Générateur de distorsions sur le marché immobilier, le gouvernement souhaite réguler par la fiscalité. Victime de la spéculation générée par l’essor du tourisme et du modèle de location courte durée, le secteur immobilier devient inabordable en Croatie[6]. Jusqu’à présent, l’absence de taxe foncière incitait les propriétaires à garder les appartements vides ou à la location courte durée soumise à un régime d’imposition simplifié et sous-taxé (3% environ sur les revenus générés seulement), doublant les prix du m² à la location et à l’achat depuis 2019 dans les centres-ville. Le gouvernement souhaite aujourd’hui harmoniser le traitement des différentes formes de revenu, y compris ceux liés au tourisme, par la fiscalité foncière et prépare une réforme d’ampleur qui entrera en vigueur début 2025.
Le secteur a massivement recours à la main d’œuvre étrangère pour faire face à la demande notamment durant la saison estivale. En 2023, le secteur du tourisme employait près de 150 000 personnes directement, avec des besoins de main-d'œuvre particulièrement élevés durant la haute saison. Si historiquement la Serbie et la Bosnie-Herzégovine voisines sont des pourvoyeurs de main d’œuvre temporaire, ce vivier ne suffit plus aujourd’hui. la Croatie a ainsi intensifié le recours à des travailleurs de pays tiers, tels que le Népal, les Philippines, le Bangladesh et l'Inde. En 2023, près de 46 000 permis de travail[7] ont été délivrés à des ressortissants étrangers dans l’hôtellerie et la restauration. L’arrivée de cette main d’œuvre extra européenne, combinée à un taux de rotation du personnel élevé et des conditions de travail parfois précaires, pose aujourd’hui d’importants défis en termes de politiques publiques[8].
Dans leur nouvelle vision 2030 pour le tourisme, les autorités croates mettent l’accent sur le développement durable et le tourisme responsable. L’augmentation du nombre de visiteurs a créé de fortes pressions sur les infrastructures locales et des problèmes de gestion des déchets et des eaux usées, en particulier pendant l'été. Ainsi, le nouveau plan de développement porte sur un tourisme durable, tout au long de l'année et met l’accent sur le patrimoine naturel et culturel de toutes les régions croates pour un tourisme mieux répartie géographiquement. Il prévoit également des investissements dans la transition verte et numérique tout au long de la chaîne de valeur du secteur. Pour la réalisation de ces objectifs, des montants importants devraient être débloqués, plus de 1,2 Md€ au total issu du budget national et des fonds européens (notamment du Plan national de relance et de résilience).

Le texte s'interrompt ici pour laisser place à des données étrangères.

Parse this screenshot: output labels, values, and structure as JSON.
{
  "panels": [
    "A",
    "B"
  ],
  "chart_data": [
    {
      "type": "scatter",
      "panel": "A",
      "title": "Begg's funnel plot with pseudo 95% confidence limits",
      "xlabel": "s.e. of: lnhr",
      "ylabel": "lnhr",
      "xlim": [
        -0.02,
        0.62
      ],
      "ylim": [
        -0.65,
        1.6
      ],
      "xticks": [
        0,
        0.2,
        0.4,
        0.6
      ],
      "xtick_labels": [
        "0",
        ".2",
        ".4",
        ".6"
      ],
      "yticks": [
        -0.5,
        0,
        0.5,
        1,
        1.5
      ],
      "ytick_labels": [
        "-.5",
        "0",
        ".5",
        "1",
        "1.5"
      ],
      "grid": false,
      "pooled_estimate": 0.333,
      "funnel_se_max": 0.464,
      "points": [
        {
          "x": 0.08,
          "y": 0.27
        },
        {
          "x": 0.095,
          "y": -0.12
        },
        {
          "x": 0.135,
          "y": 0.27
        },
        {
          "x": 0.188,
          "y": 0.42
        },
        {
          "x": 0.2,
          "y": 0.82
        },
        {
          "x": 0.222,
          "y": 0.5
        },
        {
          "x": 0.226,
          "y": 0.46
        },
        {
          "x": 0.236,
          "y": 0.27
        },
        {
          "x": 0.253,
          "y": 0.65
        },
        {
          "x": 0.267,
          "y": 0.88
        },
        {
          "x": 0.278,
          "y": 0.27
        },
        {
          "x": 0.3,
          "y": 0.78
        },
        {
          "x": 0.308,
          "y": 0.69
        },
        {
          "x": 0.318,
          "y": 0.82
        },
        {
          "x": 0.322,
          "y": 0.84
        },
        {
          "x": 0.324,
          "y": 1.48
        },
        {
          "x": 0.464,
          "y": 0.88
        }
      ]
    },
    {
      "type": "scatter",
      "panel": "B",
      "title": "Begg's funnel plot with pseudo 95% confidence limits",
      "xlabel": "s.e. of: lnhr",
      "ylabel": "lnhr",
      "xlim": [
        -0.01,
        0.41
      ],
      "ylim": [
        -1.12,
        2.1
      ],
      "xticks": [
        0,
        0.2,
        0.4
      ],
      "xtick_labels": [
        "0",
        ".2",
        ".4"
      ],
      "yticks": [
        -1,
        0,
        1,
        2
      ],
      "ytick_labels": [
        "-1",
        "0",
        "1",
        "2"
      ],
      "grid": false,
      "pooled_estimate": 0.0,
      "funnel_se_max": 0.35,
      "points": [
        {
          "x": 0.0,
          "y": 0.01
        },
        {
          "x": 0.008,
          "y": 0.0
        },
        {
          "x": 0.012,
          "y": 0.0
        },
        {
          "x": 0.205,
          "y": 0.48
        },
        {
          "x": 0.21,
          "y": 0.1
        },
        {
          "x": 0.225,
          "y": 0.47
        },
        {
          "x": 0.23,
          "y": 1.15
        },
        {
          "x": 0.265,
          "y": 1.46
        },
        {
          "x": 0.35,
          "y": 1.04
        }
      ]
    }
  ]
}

[1] World Bank systematic country diagnostic (octobre 2024)
[2] Rapport OCDE
[4] Top 5 : Allemagne, Slovénie, Autriche, Pologne, Italie
[5] On notera également que le tourisme reste très exposé à l’économie informelle.
[6] Si près de 91% des ménages croates sont propriétaires de leur logement, la situation est particulièrement difficile pour les primo accédants.
[8] modification de la Loi sur les étrangers oct 2024 qui vise notamment à pérenniser la main d’œuvre et améliorer les conditions de travail et la rémunération des travailleurs étrangers.